Sorry, but I find nothing either inflammatory or offensive about the question. Not so with some of the others, which indeed might well have been either or both.

Take question six, which immediately preceded the one about the Dixie Hummingbirds.

“Cheap chitlings (not the kind you purchase at a frozen food counter) will taste rubbery unless they are cooked long enough. How soon can you quit cooking them to eat and enjoy them?”

The multiple-choice answers given are these: (a) 45 minutes, (b) two hours, (c) 24 hours, (d) one week (on a low flame), (e) one hour.

It’s not that I don’t have the slightest idea what the correct answer is; it’s that I really don’t care.

And how dare Dove assume— I don’t care that it was way back in 1971— that all black folks just kind of know, implicitly, the proper cooking time for “cheap chitlings”?

I wasn’t all that thrilled by question eight either.

“If you throw the dice and seven is showing on top, what is facing down?”

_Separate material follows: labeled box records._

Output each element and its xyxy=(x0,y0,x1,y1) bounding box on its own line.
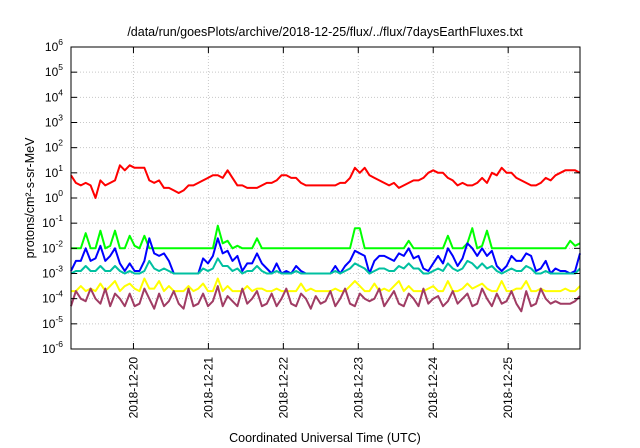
x-tick-label: 2018-12-25 xyxy=(501,357,515,419)
y-tick-label: 101 xyxy=(45,163,63,180)
y-tick-label: 104 xyxy=(45,87,63,104)
series-lines xyxy=(70,164,581,313)
y-tick-label: 100 xyxy=(45,188,63,205)
series-line-1 xyxy=(70,164,581,199)
x-tick-label: 2018-12-24 xyxy=(426,357,440,419)
y-tick-label: 102 xyxy=(45,138,63,155)
x-tick-label: 2018-12-20 xyxy=(126,357,140,419)
y-axis-label: protons/cm²-s-sr-MeV xyxy=(23,137,37,259)
y-axis-title: protons/cm²-s-sr-MeV xyxy=(23,137,37,259)
series-line-5 xyxy=(71,277,581,293)
x-axis-title: Coordinated Universal Time (UTC) xyxy=(229,431,421,445)
series-line-4 xyxy=(70,257,581,275)
x-tick-label: 2018-12-22 xyxy=(276,357,290,419)
y-tick-label: 10-6 xyxy=(42,339,63,356)
series-line-6 xyxy=(70,285,581,313)
y-tick-label: 10-4 xyxy=(42,289,63,306)
y-tick-label: 10-3 xyxy=(42,264,63,281)
y-axis: 10-6 10-5 10-4 10-3 10-2 10-1 100 101 102 103 104 1… xyxy=(42,37,580,356)
chart-title: /data/run/goesPlots/archive/2018-12-25/f… xyxy=(127,25,523,39)
y-tick-label: 10-1 xyxy=(42,213,63,230)
x-axis: 2018-12-20 2018-12-21 2018-12-22 2018-12-23… xyxy=(126,47,515,418)
y-tick-label: 105 xyxy=(45,62,63,79)
series-line-2 xyxy=(71,224,581,250)
y-tick-label: 103 xyxy=(45,113,63,130)
series-line-3 xyxy=(70,237,581,275)
x-tick-label: 2018-12-21 xyxy=(201,357,215,419)
y-tick-label: 106 xyxy=(45,37,63,54)
y-tick-label: 10-2 xyxy=(42,238,63,255)
x-tick-label: 2018-12-23 xyxy=(351,357,365,419)
y-tick-label: 10-5 xyxy=(42,314,63,331)
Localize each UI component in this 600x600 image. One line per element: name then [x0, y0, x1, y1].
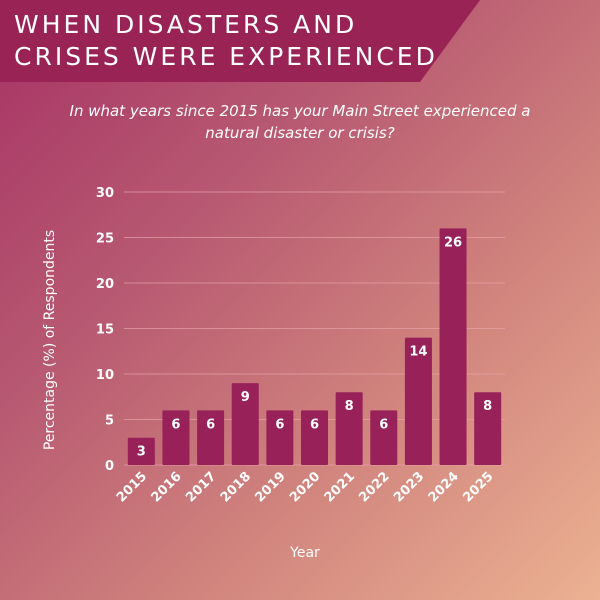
y-tick-label: 10: [96, 368, 114, 383]
x-tick-label: 2022: [356, 469, 392, 505]
y-axis-title: Percentage (%) of Respondents: [42, 230, 58, 450]
y-tick-label: 0: [105, 459, 114, 474]
data-label: 9: [241, 390, 250, 405]
x-tick-label: 2016: [149, 469, 185, 505]
bar-2018: [231, 383, 259, 465]
bar-2019: [266, 410, 294, 465]
y-tick-label: 20: [96, 277, 114, 292]
bar-2016: [162, 410, 190, 465]
x-tick-label: 2025: [460, 469, 496, 505]
x-tick-label: 2020: [287, 469, 323, 505]
bars: 3 6 6 9 6 6 8 6 14 26 8: [127, 228, 502, 465]
bar-2021: [335, 392, 363, 465]
data-label: 6: [379, 417, 388, 432]
y-tick-label: 5: [105, 414, 114, 429]
data-label: 6: [171, 417, 180, 432]
bar-2024: [439, 228, 467, 465]
x-tick-label: 2017: [183, 469, 219, 505]
x-axis-ticks: 2015201620172018201920202021202220232024…: [114, 469, 497, 505]
data-label: 8: [345, 399, 354, 414]
page-title: When Disasters and Crises Were Experienc…: [14, 10, 438, 71]
x-tick-label: 2018: [218, 469, 254, 505]
bar-2022: [370, 410, 398, 465]
y-axis-ticks: 0 5 10 15 20 25 30: [96, 186, 114, 474]
x-tick-label: 2024: [426, 469, 462, 505]
bar-2017: [197, 410, 225, 465]
data-label: 6: [275, 417, 284, 432]
bar-2023: [404, 337, 432, 465]
bar-2020: [300, 410, 329, 465]
data-label: 26: [444, 235, 462, 250]
y-tick-label: 25: [96, 232, 114, 247]
data-label: 6: [310, 417, 319, 432]
data-label: 14: [409, 345, 427, 360]
bar-2025: [474, 392, 502, 465]
data-label: 6: [206, 417, 215, 432]
y-tick-label: 15: [96, 323, 114, 338]
x-axis-title: Year: [289, 545, 320, 561]
title-banner: [0, 0, 480, 82]
x-tick-label: 2021: [322, 469, 358, 505]
chart-subtitle: In what years since 2015 has your Main S…: [69, 102, 531, 142]
data-label: 3: [137, 445, 146, 460]
data-label: 8: [483, 399, 492, 414]
x-tick-label: 2023: [391, 469, 427, 505]
x-tick-label: 2015: [114, 469, 150, 505]
y-tick-label: 30: [96, 186, 114, 201]
x-tick-label: 2019: [252, 469, 288, 505]
bar-2015: [127, 437, 155, 465]
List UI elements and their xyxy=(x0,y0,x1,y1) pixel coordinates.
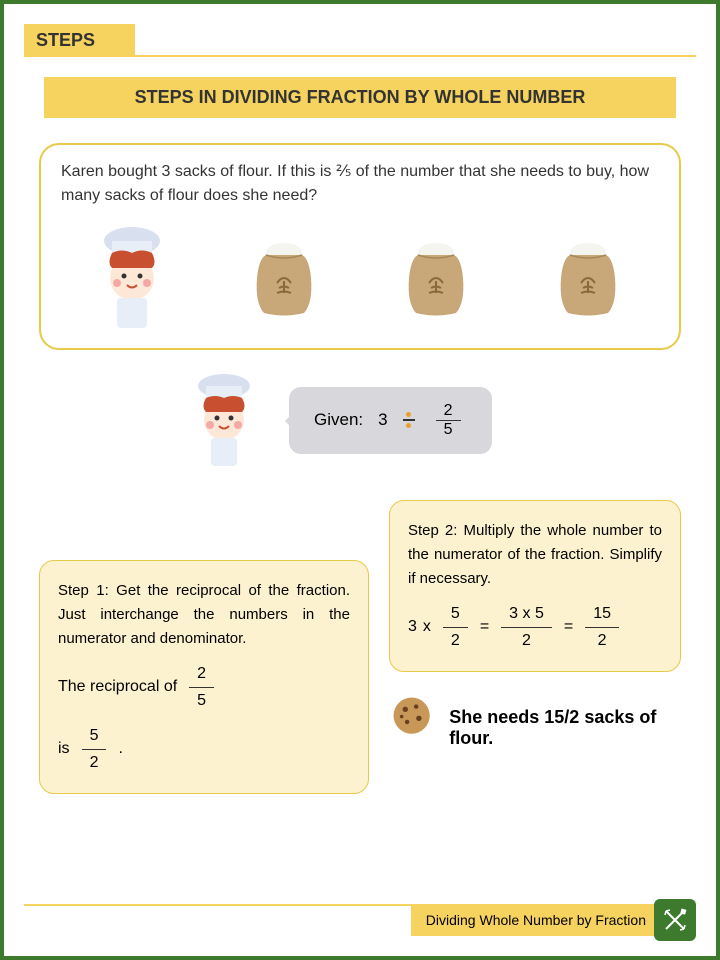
illustration-row xyxy=(61,223,659,333)
chef-icon xyxy=(87,223,177,333)
step2-box: Step 2: Multiply the whole number to the… xyxy=(389,500,681,672)
divide-icon xyxy=(403,412,415,428)
answer-row: She needs 15/2 sacks of flour. xyxy=(389,687,681,749)
footer-badge-icon xyxy=(654,899,696,941)
steps-row: Step 1: Get the reciprocal of the fracti… xyxy=(39,500,681,794)
given-label: Given: xyxy=(314,410,363,430)
step1-box: Step 1: Get the reciprocal of the fracti… xyxy=(39,560,369,794)
flour-sack-icon xyxy=(543,233,633,323)
flour-sack-icon xyxy=(239,233,329,323)
footer: Dividing Whole Number by Fraction xyxy=(24,904,696,936)
given-fraction: 2 5 xyxy=(436,402,461,439)
step1-text: Step 1: Get the reciprocal of the fracti… xyxy=(58,579,350,651)
header-label: STEPS xyxy=(24,24,135,57)
answer-text: She needs 15/2 sacks of flour. xyxy=(449,707,681,749)
problem-text: Karen bought 3 sacks of flour. If this i… xyxy=(61,160,659,208)
step2-text: Step 2: Multiply the whole number to the… xyxy=(408,519,662,591)
frac-reciprocal: 5 2 xyxy=(82,723,107,775)
page-title: STEPS IN DIVIDING FRACTION BY WHOLE NUMB… xyxy=(44,77,676,118)
problem-box: Karen bought 3 sacks of flour. If this i… xyxy=(39,143,681,350)
flour-sack-icon xyxy=(391,233,481,323)
step1-math: The reciprocal of 2 5 xyxy=(58,661,350,713)
right-column: Step 2: Multiply the whole number to the… xyxy=(389,500,681,749)
given-whole: 3 xyxy=(378,410,387,430)
given-row: Given: 3 2 5 xyxy=(39,370,681,470)
step1-math2: is 5 2 . xyxy=(58,723,350,775)
chef-small-icon xyxy=(179,370,269,470)
step2-math: 3 x 52 = 3 x 52 = 152 xyxy=(408,601,662,653)
given-bubble: Given: 3 2 5 xyxy=(289,387,492,454)
frac-original: 2 5 xyxy=(189,661,214,713)
cookie-icon xyxy=(389,693,434,743)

The multiple-choice answers are these: (a) seven, (b) snake eyes, (c) boxcars, (d) little Joes, (e) 11.

So, in Dove’s view circa 1971, it was a cultural imperative for black folks to participate in crap games on a regular basis?

The most inflammatory and offensive question would have to be number 13, which read like this:

“Hattie Mae Johnson is on the County. She has four children and her husband is now in jail for non-support, as he was unemployed and not able to give her any money. Her welfare check is now $286 per month. Last night she went out with the highest player in town. If she got pregnant, then nine months from now how much more will her welfare check be?”

I won’t even bother to give the five multiple-choice answers. With one question Dove, though black himself, managed to reinforce every white racist stereotype about promiscuous black women, deadbeat black fathers and those freeloading blacks living it up on welfare, at the expense of white folks, of course.

Jacqueline Boone Allsup, the president of the Anne Arundel County branch of the NAACP, is quoted in Burris’ story as saying, “To look at the test and see what it says, we were quite alarmed because of the impact it would have on students, how it could affect their self-esteem and the way they view themselves.”

Ah, there is so much more wrong with this test than that, Ms. Allsup.